Treatment has been delayed for millions of patients while the NHS has focused on managing the pandemic. GPs in many areas are still unable to refer as normal and it has been reported that even urgent referrals are being delayed. The NHS Confederation has warned that 10m people could be on NHS waiting lists by Christmas.
Cancer Research UK warned in May that 2.4m patients were waiting longer for scans or treatment because of disruption to services during the pandemic. The Medical Protection Society has urged the government to commit adequate resource and support to clear the backlog of referrals and delayed follow-ups.
Delays in treatment cover a wide range of issues and it could be that a patient does not receive prescribed medication, a laboratory test is ordered but not reported on, the patient is lost to follow up or a surgical operation is cancelled (perhaps on multiple occasions) and does not take place within a recommended timeframe.

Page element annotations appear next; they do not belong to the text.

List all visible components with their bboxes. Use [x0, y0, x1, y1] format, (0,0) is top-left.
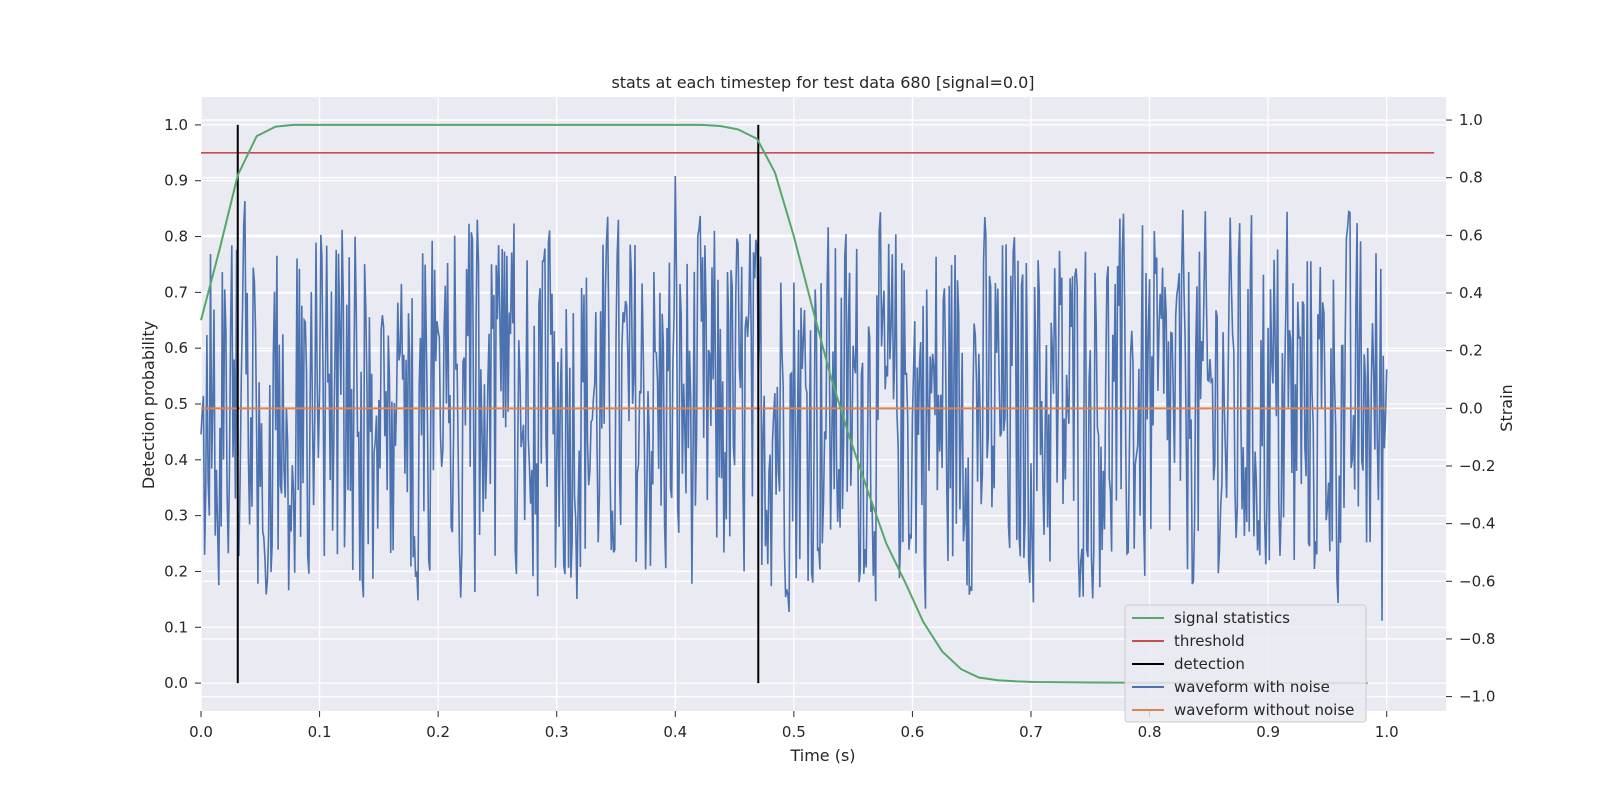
y-axis-label: Detection probability — [139, 321, 158, 489]
y2-tick-label: 0.8 — [1459, 169, 1483, 187]
y2-tick-label: −0.6 — [1459, 572, 1495, 590]
x-tick-label: 0.1 — [308, 723, 332, 741]
x-tick-label: 0.3 — [545, 723, 569, 741]
y-tick-label: 0.6 — [164, 339, 188, 357]
y2-tick-label: −0.8 — [1459, 630, 1495, 648]
y2-tick-label: 1.0 — [1459, 111, 1483, 129]
y-tick-label: 0.9 — [164, 172, 188, 190]
legend-label-threshold: threshold — [1174, 632, 1245, 650]
y-tick-label: 0.2 — [164, 562, 188, 580]
legend-label-waveform-without-noise: waveform without noise — [1174, 701, 1354, 719]
x-tick-label: 0.6 — [900, 723, 924, 741]
y2-tick-label: 0.6 — [1459, 226, 1483, 244]
series-signal-statistics — [200, 123, 1368, 685]
legend-box — [1124, 604, 1367, 723]
tick-layer: 0.0 0.1 0.2 0.3 0.4 0.5 0.6 0.7 0.8 0.9 1.0 0.0 0.1 0… — [164, 111, 1495, 741]
series-waveform-with-noise — [200, 175, 1388, 621]
y2-tick-label: −0.2 — [1459, 457, 1495, 475]
x-tick-label: 0.5 — [782, 723, 806, 741]
y-tick-label: 0.5 — [164, 395, 188, 413]
y-tick-label: 0.4 — [164, 451, 188, 469]
legend: signal statistics threshold detection wa… — [1124, 604, 1367, 723]
x-tick-label: 0.0 — [189, 723, 213, 741]
y-tick-label: 1.0 — [164, 116, 188, 134]
y2-tick-label: −0.4 — [1459, 515, 1495, 533]
y-tick-label: 0.3 — [164, 507, 188, 525]
legend-label-signal-statistics: signal statistics — [1174, 609, 1290, 627]
y2-tick-label: −1.0 — [1459, 688, 1495, 706]
chart-title: stats at each timestep for test data 680… — [611, 73, 1034, 92]
y2-axis-label: Strain — [1497, 384, 1516, 431]
x-tick-label: 0.9 — [1256, 723, 1280, 741]
x-axis-label: Time (s) — [789, 746, 855, 765]
x-tick-label: 0.4 — [663, 723, 687, 741]
y-tick-label: 0.8 — [164, 228, 188, 246]
y2-tick-label: 0.4 — [1459, 284, 1483, 302]
x-tick-label: 0.8 — [1138, 723, 1162, 741]
x-tick-label: 1.0 — [1375, 723, 1399, 741]
x-tick-label: 0.7 — [1019, 723, 1043, 741]
series-layer — [200, 123, 1435, 685]
legend-label-detection: detection — [1174, 655, 1245, 673]
y-tick-label: 0.0 — [164, 674, 188, 692]
noise-layer — [200, 175, 1388, 621]
y2-tick-label: 0.2 — [1459, 342, 1483, 360]
y-tick-label: 0.7 — [164, 283, 188, 301]
y-tick-label: 0.1 — [164, 618, 188, 636]
y2-tick-label: 0.0 — [1459, 399, 1483, 417]
x-tick-label: 0.2 — [426, 723, 450, 741]
legend-label-waveform-with-noise: waveform with noise — [1174, 678, 1330, 696]
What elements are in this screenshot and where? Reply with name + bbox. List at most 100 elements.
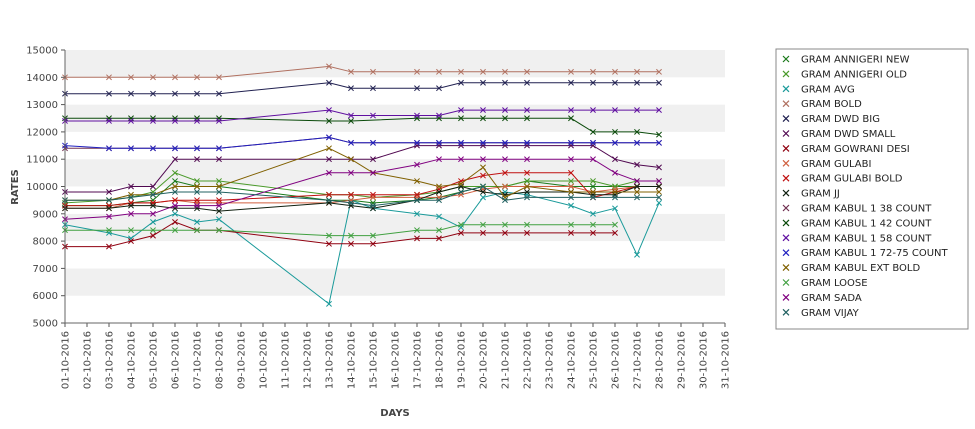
data-point bbox=[436, 68, 442, 75]
data-point bbox=[480, 107, 486, 114]
legend-label: GRAM LOOSE bbox=[801, 278, 868, 289]
data-point bbox=[634, 183, 640, 190]
plot-band bbox=[65, 213, 725, 242]
x-tick-label: 15-10-2016 bbox=[369, 331, 380, 389]
data-point bbox=[370, 139, 376, 146]
data-point bbox=[326, 191, 332, 198]
data-point bbox=[634, 189, 640, 195]
data-point bbox=[480, 189, 486, 195]
x-axis-title: DAYS bbox=[380, 408, 410, 419]
data-point bbox=[150, 199, 156, 206]
plot-band bbox=[65, 295, 725, 323]
data-point bbox=[414, 235, 420, 242]
data-point bbox=[150, 115, 156, 122]
legend-marker bbox=[782, 100, 790, 108]
x-tick-label: 03-10-2016 bbox=[105, 331, 116, 389]
data-point bbox=[128, 74, 134, 81]
data-point bbox=[436, 227, 442, 234]
x-tick-label: 12-10-2016 bbox=[303, 331, 314, 389]
legend-marker bbox=[782, 249, 790, 257]
data-point bbox=[106, 115, 112, 122]
legend-marker bbox=[782, 85, 790, 93]
legend-label: GRAM GULABI bbox=[801, 159, 871, 170]
data-point bbox=[326, 79, 332, 86]
data-point bbox=[370, 191, 376, 198]
data-point bbox=[524, 178, 530, 184]
data-point bbox=[612, 79, 618, 86]
data-point bbox=[502, 107, 508, 114]
data-point bbox=[370, 240, 376, 247]
data-point bbox=[370, 202, 376, 209]
data-point bbox=[612, 229, 618, 236]
data-point bbox=[568, 178, 574, 184]
data-point bbox=[634, 79, 640, 86]
data-point bbox=[216, 74, 222, 81]
x-tick-label: 04-10-2016 bbox=[127, 331, 138, 389]
legend-marker bbox=[782, 308, 790, 316]
data-point bbox=[172, 169, 178, 176]
data-point bbox=[524, 156, 530, 163]
data-point bbox=[436, 183, 442, 190]
data-point bbox=[194, 74, 200, 81]
x-tick-label: 14-10-2016 bbox=[347, 331, 358, 389]
data-point bbox=[458, 139, 464, 146]
data-point bbox=[480, 68, 486, 75]
x-tick-label: 09-10-2016 bbox=[237, 331, 248, 389]
data-point bbox=[172, 156, 178, 163]
data-point bbox=[194, 199, 200, 206]
data-point bbox=[590, 178, 596, 184]
data-point bbox=[590, 139, 596, 146]
data-point bbox=[106, 202, 112, 209]
data-point bbox=[194, 189, 200, 195]
data-point bbox=[612, 139, 618, 146]
x-tick-label: 19-10-2016 bbox=[457, 331, 468, 389]
data-point bbox=[370, 169, 376, 176]
x-tick-label: 13-10-2016 bbox=[325, 331, 336, 389]
data-point bbox=[480, 79, 486, 86]
x-tick-label: 30-10-2016 bbox=[699, 331, 710, 389]
data-point bbox=[590, 194, 596, 201]
data-point bbox=[436, 85, 442, 92]
legend-label: GRAM GOWRANI DESI bbox=[801, 144, 910, 155]
data-point bbox=[612, 183, 618, 190]
x-tick-label: 17-10-2016 bbox=[413, 331, 424, 389]
legend-label: GRAM JJ bbox=[801, 189, 840, 200]
x-tick-label: 01-10-2016 bbox=[61, 331, 72, 389]
data-point bbox=[150, 183, 156, 190]
x-tick-label: 24-10-2016 bbox=[567, 331, 578, 389]
data-point bbox=[326, 240, 332, 247]
series-6 bbox=[62, 219, 618, 250]
data-point bbox=[458, 68, 464, 75]
data-point bbox=[590, 221, 596, 228]
data-point bbox=[326, 118, 332, 124]
data-point bbox=[634, 68, 640, 75]
data-point bbox=[524, 139, 530, 146]
legend-marker bbox=[782, 70, 790, 78]
data-point bbox=[524, 169, 530, 176]
y-tick-label: 12000 bbox=[26, 127, 58, 138]
data-point bbox=[370, 85, 376, 92]
data-point bbox=[128, 194, 134, 201]
data-point bbox=[656, 164, 662, 171]
series-15 bbox=[62, 221, 618, 239]
data-point bbox=[216, 202, 222, 209]
legend-label: GRAM KABUL EXT BOLD bbox=[801, 263, 920, 274]
x-tick-label: 20-10-2016 bbox=[479, 331, 490, 389]
legend-marker bbox=[782, 159, 790, 167]
data-point bbox=[480, 172, 486, 179]
data-point bbox=[634, 128, 640, 135]
data-point bbox=[348, 202, 354, 209]
data-point bbox=[524, 115, 530, 122]
data-point bbox=[568, 107, 574, 114]
data-point bbox=[194, 115, 200, 122]
data-point bbox=[590, 79, 596, 86]
data-point bbox=[634, 194, 640, 201]
data-point bbox=[656, 131, 662, 138]
data-point bbox=[568, 189, 574, 195]
data-point bbox=[326, 232, 332, 239]
data-point bbox=[590, 68, 596, 75]
legend-label: GRAM KABUL 1 42 COUNT bbox=[801, 218, 932, 229]
legend-label: GRAM DWD BIG bbox=[801, 114, 880, 125]
y-tick-label: 15000 bbox=[26, 46, 58, 57]
data-point bbox=[414, 139, 420, 146]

Thankfully in the vast majority of situations a delay, whilst an inconvenience, will not result in any significant injury. Unfortunately in some situations time is however a critical factor because often the earlier a diagnosis is made and treatment commenced, the better the chances of a patient making a good recovery. If treatment is delayed, this can lead to permanent complications and health issues which could have been avoided. It is therefore imperative that delays are minimised and treatment and investigations categorised as urgent are prioritised, even in these challenging times.
By way of an example, you shouldn't have to wait more than 2 weeks to see a specialist if your GP suspects you have cancer and urgently refers you. In cases where cancer has been confirmed, you shouldn't have to wait more than 31 days from the decision to treat to the start of treatment. This is because early and accurate diagnosis and treatment can be critical.
A delay in diagnosis and treatment of orthopaedic injuries such as fractures can also have devastating consequences. It is critical that certain fractures, such as to the wrist or ankle are diagnosed without delay in order that they can be immobilised and surgery considered. Delay can affect how the bones heal and cause a permanent loss of function impacting upon all aspects of life including employment.